Crisis stability -- confidence that neither side will be tempted to strike first -- is a key arms control objective. Stopping all technological change does not necessarily enhance crisis stability. For example, a freeze in 1959 that would have stopped deployment of our invulnerable Polaris submarine-based missiles would have made the 1960s less safe. On the other hand, a freeze in 1969 might have avoided the instability that was caused by the introduction of multiple, independently targeted re-entry vehicles (MIRVs) in the 1970s. It is the existence of MIRVs that produced the theoretical possibility of a successful Soviet strike against all American land-based missiles -- the so-called "window of vulnerability" that may give us a new and more dangerous round in the arms race.

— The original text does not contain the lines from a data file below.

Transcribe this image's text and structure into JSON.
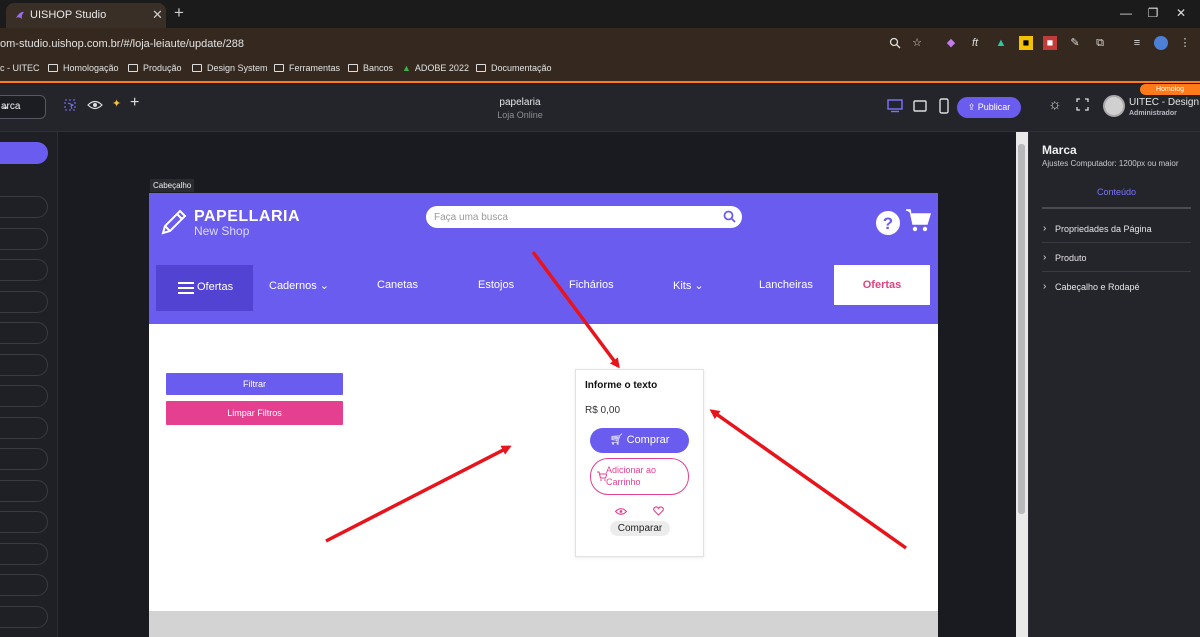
{
  "browser": {
    "tab_title": "UISHOP Studio",
    "url": "om-studio.uishop.com.br/#/loja-leiaute/update/288",
    "bookmarks": [
      "c - UITEC",
      "Homologação",
      "Produção",
      "Design System",
      "Ferramentas",
      "Bancos",
      "ADOBE 2022",
      "Documentação"
    ]
  },
  "app": {
    "selector_value": "arca",
    "page_name": "papelaria",
    "page_subtitle": "Loja Online",
    "publish_label": "Publicar",
    "env_badge": "Homolog",
    "user_name": "UITEC - Design",
    "user_role": "Administrador"
  },
  "canvas": {
    "section_label": "Cabeçalho"
  },
  "site": {
    "logo_name": "PAPELLARIA",
    "logo_sub": "New Shop",
    "search_placeholder": "Faça uma busca",
    "menu_label": "Ofertas",
    "nav": {
      "cadernos": "Cadernos",
      "canetas": "Canetas",
      "estojos": "Estojos",
      "fichario": "Fichários",
      "kits": "Kits",
      "lancheiras": "Lancheiras",
      "ofertas": "Ofertas"
    },
    "filter_label": "Filtrar",
    "clear_label": "Limpar Filtros",
    "card": {
      "title": "Informe o texto",
      "price": "R$ 0,00",
      "buy_label": "Comprar",
      "add_label": "Adicionar ao Carrinho",
      "compare_label": "Comparar"
    },
    "colors": {
      "primary": "#6b5cf0",
      "accent": "#e53f8f"
    }
  },
  "right_panel": {
    "title": "Marca",
    "subtitle": "Ajustes Computador: 1200px ou maior",
    "tab": "Conteúdo",
    "sections": [
      "Propriedades da Página",
      "Produto",
      "Cabeçalho e Rodapé"
    ]
  }
}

A freeze now would stop some threatening systems like the MX missile, but would also block new technology that could actually make the world safer, like Stealth aircraft and new submarines.

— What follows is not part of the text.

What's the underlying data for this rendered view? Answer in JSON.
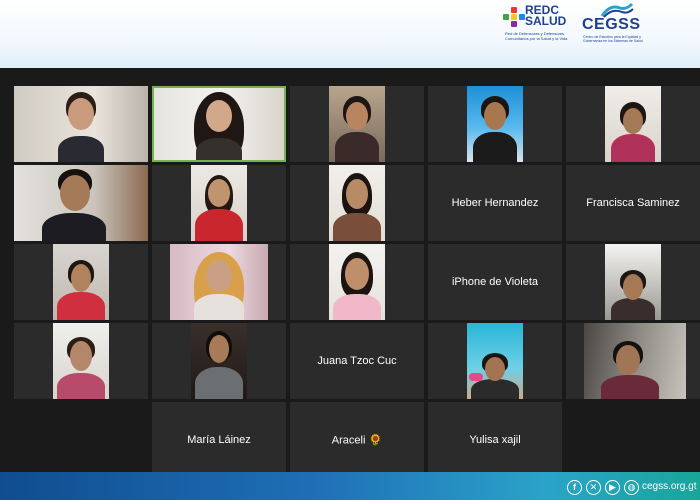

One long-range hope for increased stability -- a new small, single-warhead, land-based missile that may be the best way to remedy the problems created by MIRVs -- would be precluded by a freeze.

Negotiations for a verifiable freeze would inevitably be slow and complex. Even if they succeeded, they would produce an agreement that critics (in the Senate, say) would find easy to attack and perhaps to block. Why not spend that time and political capital instead on negotiating for much simpler goals -- stabilizing measures and force reductions?

Why not seek a more modest but still important objective? We could freeze the number of strategic warheads deployed on both sides and require that any warheads added to the arsenals would be compensated by at least an equal number withdrawn. It would probably be impossible to verify a freeze that included shortrange battlefield nuclear weapons, but we could adequately verify the number of warheads on missiles and bombers with ranges over 1,000 miles -- roughly 11,000 on each side.

This modest proposal is more consistent with the simplicity that is the great virtue of the freeze idea. It leads to a simple list of what is to be frozen (warheads); it might be quickly negotiated; and it is verifiable by the existing SALT rules and procedures currently being observed by both sides. It avoids the potentially dangerous approach of freezing the modernization of certain forces while letting their countermeasures run free. Moreover, it leads quickly to more complex arms control negotiation without reducing Soviet incentives to bargain by eliminating (as the national freeze proposal does) U.S. modernization programs that should worry the Soviets most.

The freeze movement has already performed a great service by reinvigorating the search for nuclear arms control. But the idea should be simplified before the public is disillusioned. A comprehensive, verifiable freeze just can't be accomplished quickly enough to satisfy the strong new public sentiment for action. Freezing strategic warheads is a better alternative.

Some of this year's pro-freeze ballot initiatives -- in Massachusetts and the District of Columbia, for example -- are broad enough to encompass this new idea, and moderates should not hesitate to vote for them. Others, like California's, are too closely tied to the national freeze proposal that is likely to bring more disillusionment than arms control.